Paris- Delegasi Indonesia menyerukan untuk segera mengakhiri konflik Palestina-Israel yang telah berlangsung terlalu lama.
Sudah saatnya masyarakat internasional mengambil tindakan nyata untuk mewujudkan perdamaian di Timur Tengah melalui solusi dua negara.
Demikian pernyataan tegas Wakil Menteri Luar Negeri Indonesia, A.M. Fachir, saat memimpin Delegasi Pemerintah RI pada Konferensi Perdamaian Internasional mengenai Proses Perdamaian di Timur Tengah di Paris, Prancis, 15 Januari.
Lebih lanjut, Wamenlu RI menekankan bahwa perdamaian di Timur Tengah, khususnya kemerdekaan Palestina, hanya dapat dicapai apabila seluruh isu utama (core issues) seperti permukiman ilegal, pengungsi Palestina, status kota Yerusalem, status perbatasan dan masalah keamanan serta air dapat diselesaikan.
Atas hal itu, Pemerintah RI menyambut baik disahkannya Resolusi Dewan Keamanan PBB nomor 2334 (2016) tentang Permukiman Ilegal Israel di Palestina pada 23 Desember 2016.
Wamenlu RI juga menyampaikan Indonesia akan senantiasa membantu masyarakat Palestina melalui dukungan politik, kemanusiaan dan peningkatan kapasitas. Posisi tersebut adalah mandat Konstitusi Indonesia dan program prioritas Kabinet Kerja Presiden Jokowi.
Konferensi yang dihadiri 70 negara ini mengusung tiga agenda utama, yaitu menciptakan insentif untuk perdamaian bagi kedua pihak; peningkatan kapasitas bagi negara Palestina; dan mempromosikan dialog antara warga sipil kedua pihak.

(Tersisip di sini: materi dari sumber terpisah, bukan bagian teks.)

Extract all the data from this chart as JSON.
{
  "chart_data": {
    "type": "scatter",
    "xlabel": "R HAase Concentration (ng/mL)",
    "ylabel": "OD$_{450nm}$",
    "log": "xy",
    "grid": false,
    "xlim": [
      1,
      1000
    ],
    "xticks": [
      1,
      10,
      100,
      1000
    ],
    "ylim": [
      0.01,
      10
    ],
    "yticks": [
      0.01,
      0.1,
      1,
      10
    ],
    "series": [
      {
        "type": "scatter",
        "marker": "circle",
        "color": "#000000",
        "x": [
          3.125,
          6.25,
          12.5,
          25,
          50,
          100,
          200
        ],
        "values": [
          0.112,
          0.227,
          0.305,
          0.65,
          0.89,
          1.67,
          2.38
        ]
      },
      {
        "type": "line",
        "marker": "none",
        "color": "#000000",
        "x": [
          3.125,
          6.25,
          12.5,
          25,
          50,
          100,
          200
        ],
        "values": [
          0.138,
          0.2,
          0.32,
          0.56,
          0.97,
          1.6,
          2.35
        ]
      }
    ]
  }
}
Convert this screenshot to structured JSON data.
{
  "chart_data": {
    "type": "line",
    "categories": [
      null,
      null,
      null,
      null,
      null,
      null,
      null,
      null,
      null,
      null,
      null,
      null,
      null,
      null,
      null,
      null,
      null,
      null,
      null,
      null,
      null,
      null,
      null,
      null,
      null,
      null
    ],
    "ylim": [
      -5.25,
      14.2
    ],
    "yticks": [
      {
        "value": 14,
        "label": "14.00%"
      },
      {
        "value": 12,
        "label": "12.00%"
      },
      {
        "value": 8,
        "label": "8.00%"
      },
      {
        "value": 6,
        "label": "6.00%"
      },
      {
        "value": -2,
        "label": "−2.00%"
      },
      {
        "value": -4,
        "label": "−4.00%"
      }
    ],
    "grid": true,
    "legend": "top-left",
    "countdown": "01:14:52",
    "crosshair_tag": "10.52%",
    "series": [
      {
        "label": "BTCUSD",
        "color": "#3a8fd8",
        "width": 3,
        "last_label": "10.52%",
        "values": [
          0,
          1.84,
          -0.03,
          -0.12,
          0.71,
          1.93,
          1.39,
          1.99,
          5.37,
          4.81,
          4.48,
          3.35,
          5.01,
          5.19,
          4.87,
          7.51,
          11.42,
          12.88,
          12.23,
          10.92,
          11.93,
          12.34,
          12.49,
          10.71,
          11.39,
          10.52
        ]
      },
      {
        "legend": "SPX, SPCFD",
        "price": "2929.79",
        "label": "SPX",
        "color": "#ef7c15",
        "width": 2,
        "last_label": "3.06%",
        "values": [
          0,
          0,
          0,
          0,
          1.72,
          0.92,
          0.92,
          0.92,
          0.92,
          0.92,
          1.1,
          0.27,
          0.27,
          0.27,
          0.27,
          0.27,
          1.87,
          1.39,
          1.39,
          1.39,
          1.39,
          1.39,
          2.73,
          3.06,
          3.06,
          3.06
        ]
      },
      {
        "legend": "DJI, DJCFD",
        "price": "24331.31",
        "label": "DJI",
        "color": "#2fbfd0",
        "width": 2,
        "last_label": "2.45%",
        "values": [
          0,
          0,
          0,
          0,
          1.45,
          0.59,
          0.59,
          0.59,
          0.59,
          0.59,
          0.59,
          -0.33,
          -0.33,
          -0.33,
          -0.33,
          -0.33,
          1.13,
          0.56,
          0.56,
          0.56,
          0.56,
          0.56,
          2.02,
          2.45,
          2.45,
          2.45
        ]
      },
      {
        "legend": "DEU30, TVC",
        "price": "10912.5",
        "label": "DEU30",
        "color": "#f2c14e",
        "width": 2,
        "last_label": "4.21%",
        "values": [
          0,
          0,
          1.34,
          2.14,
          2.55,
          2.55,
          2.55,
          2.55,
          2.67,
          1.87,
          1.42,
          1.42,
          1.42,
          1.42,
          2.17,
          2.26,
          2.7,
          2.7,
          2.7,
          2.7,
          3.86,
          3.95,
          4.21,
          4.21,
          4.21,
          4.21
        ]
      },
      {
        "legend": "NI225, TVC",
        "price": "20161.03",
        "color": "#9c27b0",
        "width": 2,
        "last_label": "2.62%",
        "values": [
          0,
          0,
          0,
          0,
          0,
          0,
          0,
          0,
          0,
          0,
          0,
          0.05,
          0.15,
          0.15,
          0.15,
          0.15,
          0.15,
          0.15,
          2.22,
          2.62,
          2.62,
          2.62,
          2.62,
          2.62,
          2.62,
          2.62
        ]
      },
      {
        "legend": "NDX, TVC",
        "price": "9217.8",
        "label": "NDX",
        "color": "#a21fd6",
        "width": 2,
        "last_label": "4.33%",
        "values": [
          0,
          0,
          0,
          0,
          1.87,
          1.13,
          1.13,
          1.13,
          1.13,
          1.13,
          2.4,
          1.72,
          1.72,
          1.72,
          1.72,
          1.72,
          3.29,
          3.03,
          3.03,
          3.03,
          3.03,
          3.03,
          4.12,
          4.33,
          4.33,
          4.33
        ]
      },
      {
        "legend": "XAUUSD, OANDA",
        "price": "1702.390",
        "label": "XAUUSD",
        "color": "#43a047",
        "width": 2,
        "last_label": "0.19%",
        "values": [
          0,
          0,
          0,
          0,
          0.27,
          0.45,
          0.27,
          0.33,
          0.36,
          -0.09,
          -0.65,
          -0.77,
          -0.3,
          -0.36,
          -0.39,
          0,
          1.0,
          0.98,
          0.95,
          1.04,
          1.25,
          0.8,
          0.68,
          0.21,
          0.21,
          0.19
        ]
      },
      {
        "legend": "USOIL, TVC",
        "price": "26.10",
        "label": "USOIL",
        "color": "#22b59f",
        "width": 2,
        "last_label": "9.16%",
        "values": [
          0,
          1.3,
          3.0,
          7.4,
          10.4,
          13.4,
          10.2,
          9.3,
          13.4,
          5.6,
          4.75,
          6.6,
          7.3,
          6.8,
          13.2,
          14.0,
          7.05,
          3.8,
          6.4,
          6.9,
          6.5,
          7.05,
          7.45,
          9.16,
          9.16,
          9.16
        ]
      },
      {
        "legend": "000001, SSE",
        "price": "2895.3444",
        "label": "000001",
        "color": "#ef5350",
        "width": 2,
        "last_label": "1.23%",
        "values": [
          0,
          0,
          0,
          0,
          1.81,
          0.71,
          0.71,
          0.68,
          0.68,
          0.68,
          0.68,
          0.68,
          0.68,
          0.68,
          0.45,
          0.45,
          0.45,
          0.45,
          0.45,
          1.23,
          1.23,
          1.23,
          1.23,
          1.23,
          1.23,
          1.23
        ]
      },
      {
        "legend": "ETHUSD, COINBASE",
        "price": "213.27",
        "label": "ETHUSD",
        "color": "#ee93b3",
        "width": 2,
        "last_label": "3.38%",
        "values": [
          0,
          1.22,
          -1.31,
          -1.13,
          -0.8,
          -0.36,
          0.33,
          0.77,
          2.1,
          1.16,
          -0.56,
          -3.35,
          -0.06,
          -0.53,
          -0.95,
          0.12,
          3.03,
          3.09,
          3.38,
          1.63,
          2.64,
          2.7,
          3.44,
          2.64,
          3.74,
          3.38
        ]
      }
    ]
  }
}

Prancis mengundang Indonesia karena dinilai dapat memberikan kontribusi penting bagi perdamaian di Timur Tengah. Undangan tersebut sekaligus merupakan pengakuan masyarakat internasional terhadap bentuk komitmen dan dukungan penuh Indonesia terhadap kemerdekaan dan perjuangan mendapatkan hak-hak dasar Rakyat Palestina.
Dialog di Paris merupakan kelanjutan dari Pertemuan Tingkat Menteri di Paris tanggal 3 Juni 2016 yang dihadiri Menlu RI. Konferensi kali ini berhasil mensahkan Deklarasi Bersama (Joint Declaration) yang pada intinya menyatakan kesiapan negara-negara untuk mengambil langkah-langkah mencapai solusi dua-negara di mana Palestina dan Israel hidup berdampingan secara damai.